Monday, September 30, 2019

Hokum - Filming Day 1 and 2

Hokum - Day 1 Filming

Last Thursday we kicked off Hokum with some tricky, 'risky' shots - not because of the shots themselves, but because of the production design and location. Thankfully, a look at the dailies proved to be a success. Now, the trick will be incorporating it into the movie and seeing how it looks and feels. 

It was a great night and a chance for those who weren't involved in this shoot, but in later scenes, to come along, show support and generally get a feel for what Hokum is trying to achieve.

Hokum – Day 2 Filming

The outside shoot. Always a real challenge, especially as we move into autumn in England. An early start with a few new introductions, but thankfully, preparation and previous meet ups/discussions meant that any awkward exchanges and uncertainty had already been dispensed with.  It turned out to be a brilliant day’s filming which had its fair share of jeopardy, beautifully mitigated by the spirit, determination and ‘fun’ of all involved. It’s amazing how much is accomplished by having a sense of humour about things and enduring (and hopefully imbuing) a kind of stoic calm. Of course, things can be fraught; tension rises but experience teaches you to stick to the plan and not to lose focus and control. I think we all did that and it hasn’t always happened on recent shoots. I have felt responsible for ‘dropping the ball’ in that respect. So, a definite improvement.  Sure, a few raised voices and ‘colourful’ language happened, but nobody died. Well, somebody did… 

Massive thanks to Hannah Hargraves for stepping up to the challenge and giving her all to a part, which to all intents and purposes is thankless (to play and certainly helpless), but critical.  

A constant frustration was the momentum which kept getting lost due to the weather, failing equipment, dead batteries and aerial activity. It was an intense scene to shoot and to continually stop / start and go through the gears is a real challenge which the actors thankfully worked through. Much praise goes to Jim Low (as usual) and Peter James. Special thanks goes to Ryan Clarke (our sound recordist) for some fabulous impromptu stunt work in a field which wasn’t forgiving, and didn’t provide us with the most accommodating filmic experience. Even the tripods could have done with wellies! Our newcomers, Benjamin Clarke (production assistant) was a real benefit to the team, and his enthusiasm and willingness to muck in, along with our fabulous make up artist, Annmarie Malley, made a tough day much easier. 

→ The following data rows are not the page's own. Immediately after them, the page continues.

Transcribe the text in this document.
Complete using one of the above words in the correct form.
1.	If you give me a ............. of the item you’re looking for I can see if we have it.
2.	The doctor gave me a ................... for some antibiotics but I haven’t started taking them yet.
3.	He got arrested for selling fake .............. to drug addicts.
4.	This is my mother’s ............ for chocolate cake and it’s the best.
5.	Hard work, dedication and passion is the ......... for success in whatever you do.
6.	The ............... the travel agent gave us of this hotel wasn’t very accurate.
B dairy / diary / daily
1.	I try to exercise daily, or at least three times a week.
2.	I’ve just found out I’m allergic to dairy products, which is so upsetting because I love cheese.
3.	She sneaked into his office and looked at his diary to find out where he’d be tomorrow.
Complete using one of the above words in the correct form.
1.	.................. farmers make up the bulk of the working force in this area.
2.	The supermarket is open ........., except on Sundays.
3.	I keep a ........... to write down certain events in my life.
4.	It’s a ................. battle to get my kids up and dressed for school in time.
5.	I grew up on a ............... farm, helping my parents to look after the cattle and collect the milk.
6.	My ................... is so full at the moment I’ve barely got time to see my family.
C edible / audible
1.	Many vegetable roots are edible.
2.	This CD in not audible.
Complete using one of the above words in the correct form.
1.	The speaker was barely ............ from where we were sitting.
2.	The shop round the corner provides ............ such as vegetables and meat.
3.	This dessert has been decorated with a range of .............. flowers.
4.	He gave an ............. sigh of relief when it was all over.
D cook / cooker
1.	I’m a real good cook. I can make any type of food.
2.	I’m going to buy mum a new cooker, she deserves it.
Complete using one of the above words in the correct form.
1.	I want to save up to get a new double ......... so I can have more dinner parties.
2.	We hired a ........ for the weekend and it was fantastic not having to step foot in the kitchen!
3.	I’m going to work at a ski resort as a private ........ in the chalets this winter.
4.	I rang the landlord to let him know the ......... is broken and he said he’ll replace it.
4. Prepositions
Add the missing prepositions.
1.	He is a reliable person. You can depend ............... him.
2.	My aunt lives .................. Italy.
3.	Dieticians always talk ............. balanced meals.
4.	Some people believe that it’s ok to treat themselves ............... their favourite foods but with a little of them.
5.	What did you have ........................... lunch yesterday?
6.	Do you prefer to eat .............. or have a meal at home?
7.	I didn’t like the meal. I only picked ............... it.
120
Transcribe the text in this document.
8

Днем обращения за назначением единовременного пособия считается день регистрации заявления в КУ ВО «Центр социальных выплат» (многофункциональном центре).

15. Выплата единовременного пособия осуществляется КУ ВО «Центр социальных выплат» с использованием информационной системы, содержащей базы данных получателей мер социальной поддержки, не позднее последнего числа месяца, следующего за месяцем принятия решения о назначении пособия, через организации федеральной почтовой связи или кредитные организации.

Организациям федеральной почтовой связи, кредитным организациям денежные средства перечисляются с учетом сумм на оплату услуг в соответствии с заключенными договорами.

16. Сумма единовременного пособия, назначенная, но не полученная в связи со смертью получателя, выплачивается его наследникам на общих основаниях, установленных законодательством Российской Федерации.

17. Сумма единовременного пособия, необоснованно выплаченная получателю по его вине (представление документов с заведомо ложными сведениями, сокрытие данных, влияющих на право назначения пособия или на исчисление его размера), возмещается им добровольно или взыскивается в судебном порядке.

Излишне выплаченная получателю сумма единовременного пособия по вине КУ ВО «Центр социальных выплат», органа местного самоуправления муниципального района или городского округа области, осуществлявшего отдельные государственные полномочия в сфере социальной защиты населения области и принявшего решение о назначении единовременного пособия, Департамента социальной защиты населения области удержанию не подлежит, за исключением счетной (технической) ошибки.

The attitude on set was remarkable, considering what was being thrown at us. Undiminished we ploughed through with a sense of purpose and humour. Although standard conventions were dropped for haste during the latter stages, there was always a good sense of resilience and control. A nice discipline to the preparation and my vision. So far, it looks like what I wanted to capture has been achieved. Perhaps not exactly how I imagined it, but then again, it never is and a judicial edit should lift it all. 

Big thanks to Korky Films stalwarts Damien Trent and Mark Hancock. The end of day debrief descended into hilarity (or was it hysterics?) as we concentrated less on any issues we’d encountered and more on our own idiosyncrasies and peccadilloes. What happens in Binley Woods, stays in Binley Woods… This was a good sign, as although problems existed, the general consensus was a sense of achievement. For sure, the honest appraisal of shortcomings (perceived or real) and humility shown at this ‘inquest’ only helps if you strive to improve. It’s a small team and it’s indie filmmaking. Even the most accomplished professionals could suffer in such circumstances; it’s not easy, filmmaking. It’s a battle. But today, we won and it’s prudent to ensure criticism (of self and from others) is contextualised and given some appreciative perspective. There must always be respect in the team and a willingness to support. An understanding of everything that’s being done and the magnitude of what’s being attempted. I think everybody accepts that this movie is not an easy win. 

So, onwards we go, picking up next weekend. We all need a break. The cast and crew worked hard for a solid 12 hours and gave it their all. Apart from anything else, we’ll have memories of a fun day with lots of laughs and lots of perseverance. We have momentum. Promising. Well done team.